Lá vamos nós com mais um sábado retrô. Ah, como eu gosto dessa seção!

Para fazer o “contrapeso” em relação à semana passada, em que falei de Comix Zone,

volto hoje para falar de um jogo da Nintendo, que aliás, nem é tão retrô assim: Kirby Tilt´n´Tumble!

Ficha técnica:

Produtora: Nintendo

Desenvolvedora: Nintendo

Ano de lançamento: 2001

Número de jogadores: 1

Nota NoReset: 8,5

Atualmente, a imersão e interação com um jogo de videogame é quase quesito obrigatório. Veja por exemplo o Wii Remote, SIXAXIS (que foi descontinuado essa semana, mas deixemos isso para depois), DS, ou até mesmo os instrumentos de Rock Band.

Todos esses “acessórios” oferecem ao jogador uma jogabilidade ímpar, e de hoje em diante, serão parte obrigatória nos consoles e games vindouros.
Mas nem sempre foi assim. Em 2001, o máximo de imersão que podíamos ter era um joystick que tremia e vibrava com impactos do jogo, como o Rumble Pack e o Dual Shock.

O Game Boy Color tinha seus últimos momentos em cima do palco, e justamente nessa época, saiu um dos cartuchinhos mais geniais que a Nintendo pode produzir para o portátil.

KT´n´T, era aparentemente mais um game de Kirby, mas foi um jogo totalmente diferente do que havia sido produzido até então, apesar de ser um jogo de aventura/puzzle. O conceito do game era simples: Quando você colocava o cartucho e ligava o aparelho, o jogo pedia para que você colocasse o GBC em uma superfícia plana (como uma mesa) e apertasse o botão A. Pronto. Dessa forma, o jogo tomava aquela angulação inicial como ângulo 0 e qualquer inclinada no portátil, por mínima que fosse, faria Kirby rolar pela tela, na direção desejada.

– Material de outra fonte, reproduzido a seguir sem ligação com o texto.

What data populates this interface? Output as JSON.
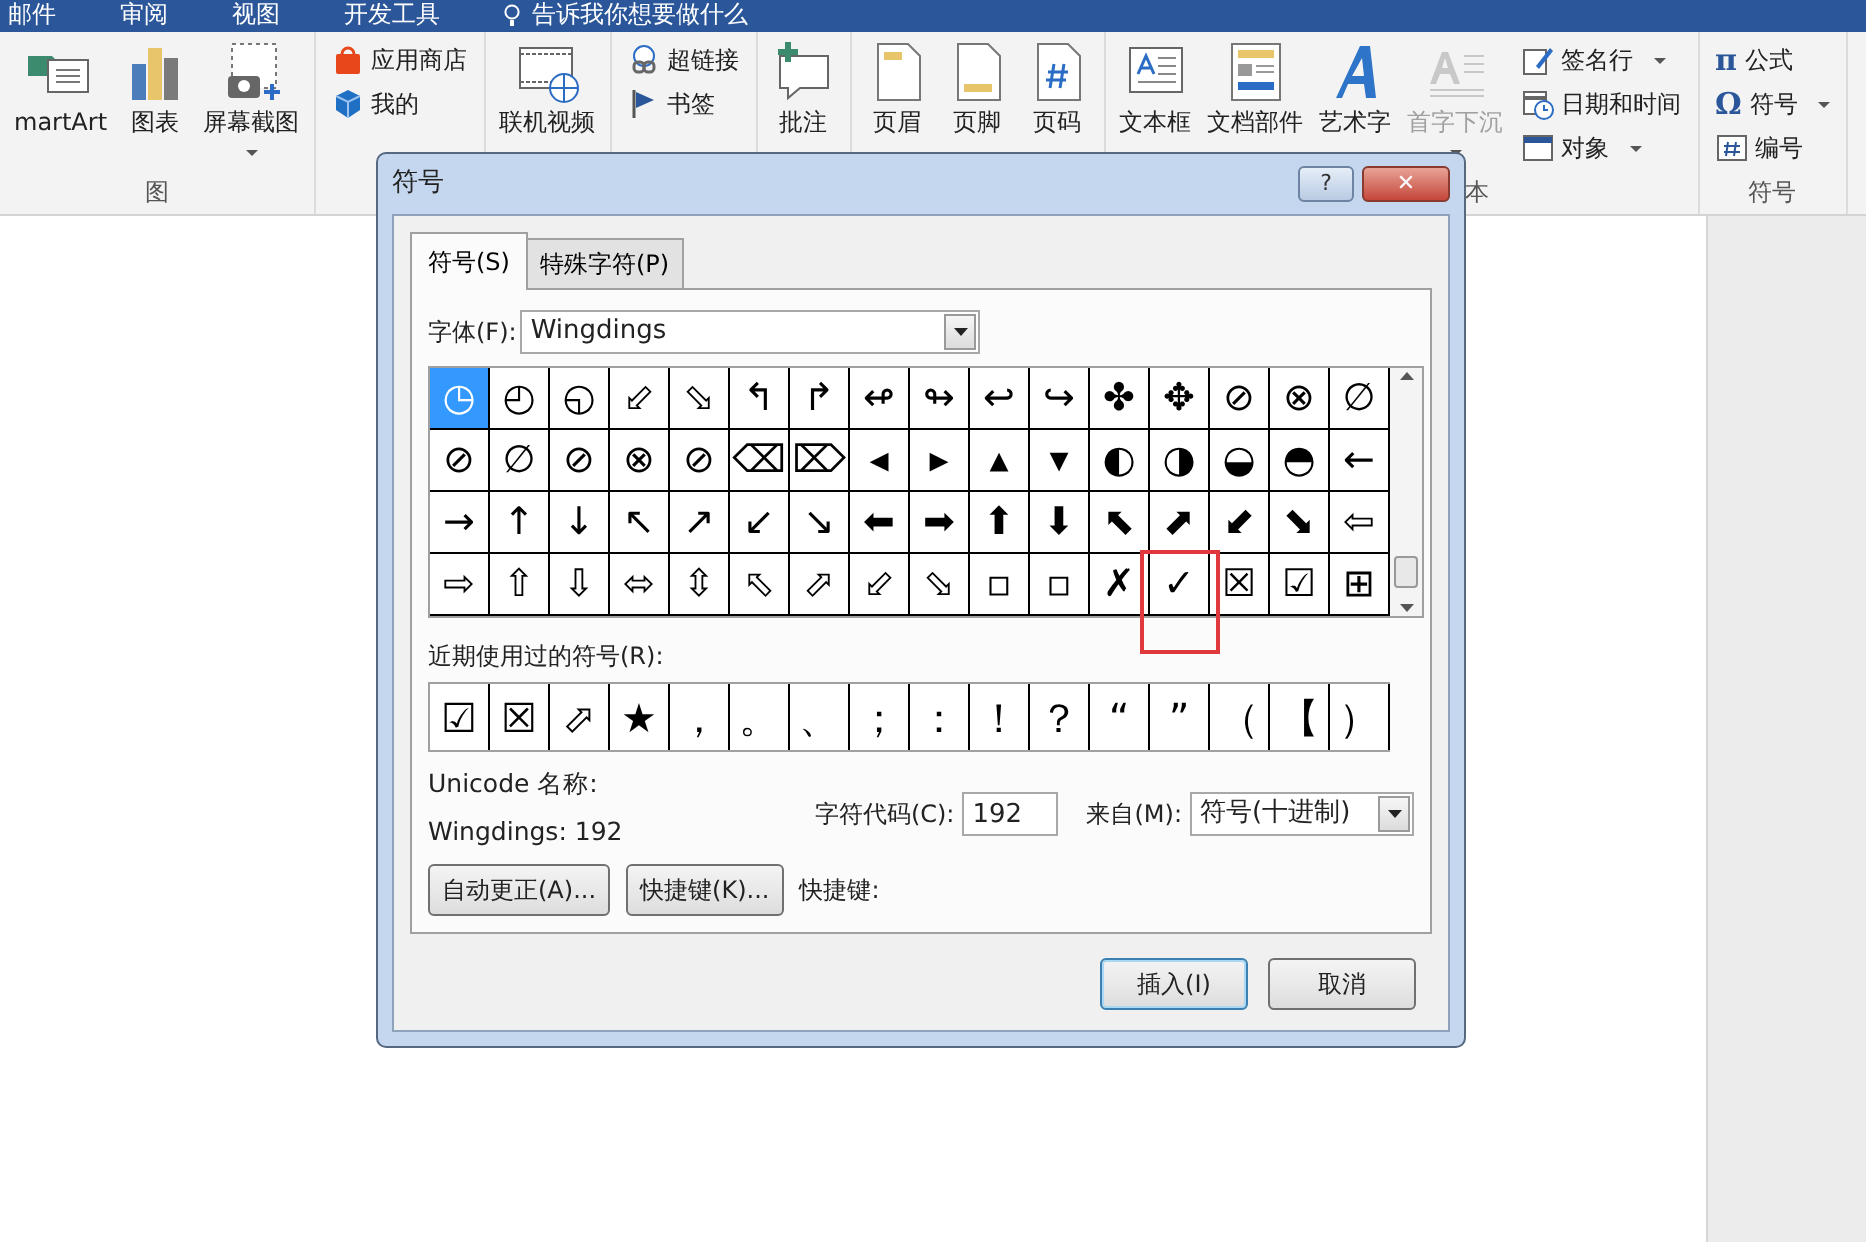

A precisão é máxima! Não há Kororinpa ou Mercury Meltdown que consiga competir com esse game. Genial é pouco, ainda mais quando falamos de 2001.

Nesse conceito de inclinar o GBC, está baseada toda a jogabilidade do jogo. O botão A é pressionado pouquissimas vezes durante toda a aventura e serve basicamente para atirar nosso amigo rosa, quando ele estava em algum canhão.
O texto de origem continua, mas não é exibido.